我丈夫方泽远,三十一岁,在一家互联网公司做产品经理,月薪一万八。我们结婚三年,感情一直不错。

他是那种不太会说话但做事靠谱的人——你让他买酱油他不会买醋,但他也不会主动问你想不想吃鱼。

我婆婆方秀兰,五十八岁。早年丧夫——方泽远他爸在方泽远十五岁的时候因为一场意外走了。

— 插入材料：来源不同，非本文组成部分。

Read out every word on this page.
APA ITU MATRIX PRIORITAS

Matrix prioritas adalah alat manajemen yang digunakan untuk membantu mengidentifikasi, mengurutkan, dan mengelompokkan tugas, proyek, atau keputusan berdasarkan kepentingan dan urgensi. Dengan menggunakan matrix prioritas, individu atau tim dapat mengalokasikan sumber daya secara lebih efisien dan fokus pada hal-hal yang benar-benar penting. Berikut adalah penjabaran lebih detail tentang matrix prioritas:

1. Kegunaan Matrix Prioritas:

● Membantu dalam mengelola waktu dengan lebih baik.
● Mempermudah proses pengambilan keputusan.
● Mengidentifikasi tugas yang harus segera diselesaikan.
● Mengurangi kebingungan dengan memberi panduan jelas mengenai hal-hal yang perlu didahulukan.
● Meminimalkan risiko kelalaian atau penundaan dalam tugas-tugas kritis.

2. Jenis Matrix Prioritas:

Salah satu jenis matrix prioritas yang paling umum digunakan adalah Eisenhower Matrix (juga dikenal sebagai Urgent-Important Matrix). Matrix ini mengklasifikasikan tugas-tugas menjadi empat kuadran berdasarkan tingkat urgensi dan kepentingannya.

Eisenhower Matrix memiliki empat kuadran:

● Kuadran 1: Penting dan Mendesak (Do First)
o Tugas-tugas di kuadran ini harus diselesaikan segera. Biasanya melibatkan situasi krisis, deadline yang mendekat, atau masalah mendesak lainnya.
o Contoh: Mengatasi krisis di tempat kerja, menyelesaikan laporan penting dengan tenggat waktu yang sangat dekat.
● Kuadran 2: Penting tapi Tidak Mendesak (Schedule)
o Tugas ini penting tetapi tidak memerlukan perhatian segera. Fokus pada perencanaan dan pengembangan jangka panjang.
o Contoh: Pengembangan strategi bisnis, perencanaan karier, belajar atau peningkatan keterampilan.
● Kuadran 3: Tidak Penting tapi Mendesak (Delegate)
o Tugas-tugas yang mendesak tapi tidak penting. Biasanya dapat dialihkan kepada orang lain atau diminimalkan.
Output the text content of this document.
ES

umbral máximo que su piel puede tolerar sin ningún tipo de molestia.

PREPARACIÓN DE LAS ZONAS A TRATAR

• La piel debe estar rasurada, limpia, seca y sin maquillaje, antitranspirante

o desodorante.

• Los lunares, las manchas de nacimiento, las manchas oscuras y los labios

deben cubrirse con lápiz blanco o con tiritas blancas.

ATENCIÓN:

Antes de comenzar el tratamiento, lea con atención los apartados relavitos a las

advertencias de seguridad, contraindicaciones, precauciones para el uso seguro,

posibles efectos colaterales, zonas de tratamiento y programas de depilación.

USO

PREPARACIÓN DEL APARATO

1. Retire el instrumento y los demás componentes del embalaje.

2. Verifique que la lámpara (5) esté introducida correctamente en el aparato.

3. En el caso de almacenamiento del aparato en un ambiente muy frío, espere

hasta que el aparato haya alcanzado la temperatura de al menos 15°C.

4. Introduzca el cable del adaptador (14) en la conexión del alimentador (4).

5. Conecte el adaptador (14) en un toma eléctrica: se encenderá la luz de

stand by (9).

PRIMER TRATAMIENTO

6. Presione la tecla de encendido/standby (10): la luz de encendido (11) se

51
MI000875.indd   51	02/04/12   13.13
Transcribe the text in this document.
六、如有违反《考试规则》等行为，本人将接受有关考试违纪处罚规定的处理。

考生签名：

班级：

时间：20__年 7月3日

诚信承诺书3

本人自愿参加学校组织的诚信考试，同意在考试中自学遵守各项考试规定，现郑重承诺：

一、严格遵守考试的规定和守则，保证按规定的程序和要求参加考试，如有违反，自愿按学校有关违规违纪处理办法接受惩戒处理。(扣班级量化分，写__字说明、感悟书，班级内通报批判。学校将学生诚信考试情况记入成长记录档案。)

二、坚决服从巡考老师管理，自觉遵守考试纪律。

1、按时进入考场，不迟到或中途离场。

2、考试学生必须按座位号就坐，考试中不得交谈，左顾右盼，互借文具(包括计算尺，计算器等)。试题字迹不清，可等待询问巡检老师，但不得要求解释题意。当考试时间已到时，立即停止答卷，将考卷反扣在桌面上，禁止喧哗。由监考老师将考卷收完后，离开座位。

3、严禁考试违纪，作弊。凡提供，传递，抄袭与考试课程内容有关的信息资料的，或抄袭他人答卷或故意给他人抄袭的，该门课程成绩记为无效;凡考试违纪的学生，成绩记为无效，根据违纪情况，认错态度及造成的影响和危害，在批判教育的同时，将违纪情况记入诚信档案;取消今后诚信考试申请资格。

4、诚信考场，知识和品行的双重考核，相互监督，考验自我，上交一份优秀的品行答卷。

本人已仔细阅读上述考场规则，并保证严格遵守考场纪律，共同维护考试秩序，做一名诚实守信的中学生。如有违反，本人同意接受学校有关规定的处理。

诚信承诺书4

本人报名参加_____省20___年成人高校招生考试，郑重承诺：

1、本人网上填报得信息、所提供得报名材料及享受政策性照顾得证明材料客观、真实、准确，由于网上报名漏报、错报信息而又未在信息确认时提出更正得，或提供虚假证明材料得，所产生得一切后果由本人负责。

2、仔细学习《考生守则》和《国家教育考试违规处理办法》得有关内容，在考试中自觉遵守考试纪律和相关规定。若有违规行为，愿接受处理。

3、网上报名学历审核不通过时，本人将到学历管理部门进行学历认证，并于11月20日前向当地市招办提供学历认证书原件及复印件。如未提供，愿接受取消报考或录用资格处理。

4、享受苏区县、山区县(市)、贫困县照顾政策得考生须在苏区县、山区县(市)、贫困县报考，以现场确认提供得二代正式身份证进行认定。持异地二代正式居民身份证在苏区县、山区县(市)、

婆婆一个人把两个儿子拉扯大,吃了多少苦只有她自己知道。

退休以后她从老家搬来城里跟我们一起住,帮忙做家务。

我小叔子方泽明,二十七岁。在外地跟朋友合伙做建材生意,平时很少回来,过年能见一面。

他比方泽远外向,能说会道,但做事有点毛躁。

婆婆总说他"心太大,手太小"——想法多,但兜里没钱。

月子是我婆婆照顾的。

我妈本来要来,但她身体不好,腰间盘突出犯了,下不了床。

我婆婆主动说:"我来。你妈那个身体,来了也帮不上忙,反倒添乱。"

我当时挺感动的。

说实话,我婆婆干活是真利索。早上六点起来熬小米粥,变着花样做月子餐——鲫鱼汤、猪蹄花生、红枣银耳。

衣服当天换当天洗,孩子的尿布换得比我还勤快。

可就是有一个毛病——她叹气。

不是偶尔叹一声那种。是从早叹到晚,一声比一声沉。

早上在厨房熬粥,叹。中午在客厅看电视,叹。下午晾衣服,叹。晚上刷碗的时候也叹。

那种叹气声不是"累了"的叹气。累了的人叹气是往下坠的——呼一口气,肩膀松下来。

我婆婆的叹气是往上顶的——吸一口气,卡在喉咙里,然后慢慢放出来,像有什么东西堵在胸口,怎么也顺不下去。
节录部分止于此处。